Based on my understanding, Operating System in considered as PaaS(Platform As Service). It is a category of cloud computing that provides a platform and environment to allow developers to build applications and services over the internet.It also allows users to create software applications using tools supplied by the provider.
It depends on what you mean by server. If it is the OS that runs your virtualization software it is acting only as support for the IaaS, albeit not really IaaS per se. If by server you mean a VM or physical machine with an OS that you or the cloud provider run on the cloud to handle your apps without you worrying about VM management then it is considered part of the PaaS. SaaS is a level up and consists in accessing directly the app completely hiding the OS.
On the one hand, according to the NIST definition of Cloud Computing (the most widely accepted on, “The NIST Definition of Cloud Computing , “Special Publication 800-145”, http://csrc.nist.gov/publications/nistpubs/800-145/SP800-145.pdf) and quoting from it: “IaaS: The capability provided to the consumer is to provision processing, storage, network and other fundamental computing resources where the consumer is able to able to deploy and run arbitrary software, wick can include operating system and applications. The consumer does not manage or control the underlying cloud infrastructure, bur has control over operating systems and deployed applications …”. So, puristically speaking, the Operating System is not part of IaaS, as is stated by Thomas Pasquier.
On the other hand, in the practice some Cloud Providers (as Shiping Chen suggests), in their IaaS provision dashboards let you chose the operating system (“image”) to deploy in the Virtual Machine (VM) you provision. So they are responsible of guarantee that “image” is good; so in some way they have a partial responsibility on the Operating System level (crossing the border of he IaaS) but it’s only in the first deployment of the operating system in the VM; after that you can parameterize the operating System so you’re full responsible of the Operating System and software above.

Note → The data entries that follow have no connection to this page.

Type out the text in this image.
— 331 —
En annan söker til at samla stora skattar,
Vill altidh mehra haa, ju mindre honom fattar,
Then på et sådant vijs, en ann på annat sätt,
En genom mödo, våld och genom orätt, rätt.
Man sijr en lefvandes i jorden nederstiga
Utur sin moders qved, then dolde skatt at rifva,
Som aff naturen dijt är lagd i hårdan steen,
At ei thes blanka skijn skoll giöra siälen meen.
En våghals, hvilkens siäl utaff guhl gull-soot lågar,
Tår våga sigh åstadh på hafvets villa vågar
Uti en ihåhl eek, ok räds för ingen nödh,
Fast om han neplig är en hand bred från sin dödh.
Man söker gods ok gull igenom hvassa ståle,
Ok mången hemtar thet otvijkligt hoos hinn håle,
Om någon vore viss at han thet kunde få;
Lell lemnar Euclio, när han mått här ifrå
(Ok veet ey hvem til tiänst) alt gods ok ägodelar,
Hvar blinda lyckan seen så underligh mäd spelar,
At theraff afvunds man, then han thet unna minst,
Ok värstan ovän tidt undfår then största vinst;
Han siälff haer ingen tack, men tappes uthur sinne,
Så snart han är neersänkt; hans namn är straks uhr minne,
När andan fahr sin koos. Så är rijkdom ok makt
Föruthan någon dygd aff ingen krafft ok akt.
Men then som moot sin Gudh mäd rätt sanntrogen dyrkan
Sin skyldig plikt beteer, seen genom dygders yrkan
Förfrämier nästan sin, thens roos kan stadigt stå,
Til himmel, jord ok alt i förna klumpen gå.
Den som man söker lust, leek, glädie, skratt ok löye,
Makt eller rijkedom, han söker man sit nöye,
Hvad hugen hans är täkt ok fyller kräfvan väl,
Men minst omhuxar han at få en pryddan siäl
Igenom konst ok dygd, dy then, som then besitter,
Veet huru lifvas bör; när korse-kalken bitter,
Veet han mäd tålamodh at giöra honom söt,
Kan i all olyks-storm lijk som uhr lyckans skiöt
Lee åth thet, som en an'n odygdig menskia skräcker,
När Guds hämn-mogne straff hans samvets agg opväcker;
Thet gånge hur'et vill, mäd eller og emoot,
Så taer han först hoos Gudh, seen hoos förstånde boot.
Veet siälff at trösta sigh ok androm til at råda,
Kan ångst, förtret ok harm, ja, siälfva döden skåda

Note, of course, other IaaS cloud providers let you to upload you own Operating System images, so they are responsible for providing you the VM on the hypervisor (or container) chosen by them, but nothing else, matching the purist definition of IaaS.
Basically in simple terms IAAS is a compute fabric think hardware, hypervisor, compute resources like network bandwidth, SAN storage, CPU and RAM resources. In a nutshell can I provision to it? resource from it? or allocate to it? I know it's a multifaceted question and depending on the service provider a somewhat vague term but you should get the general idea.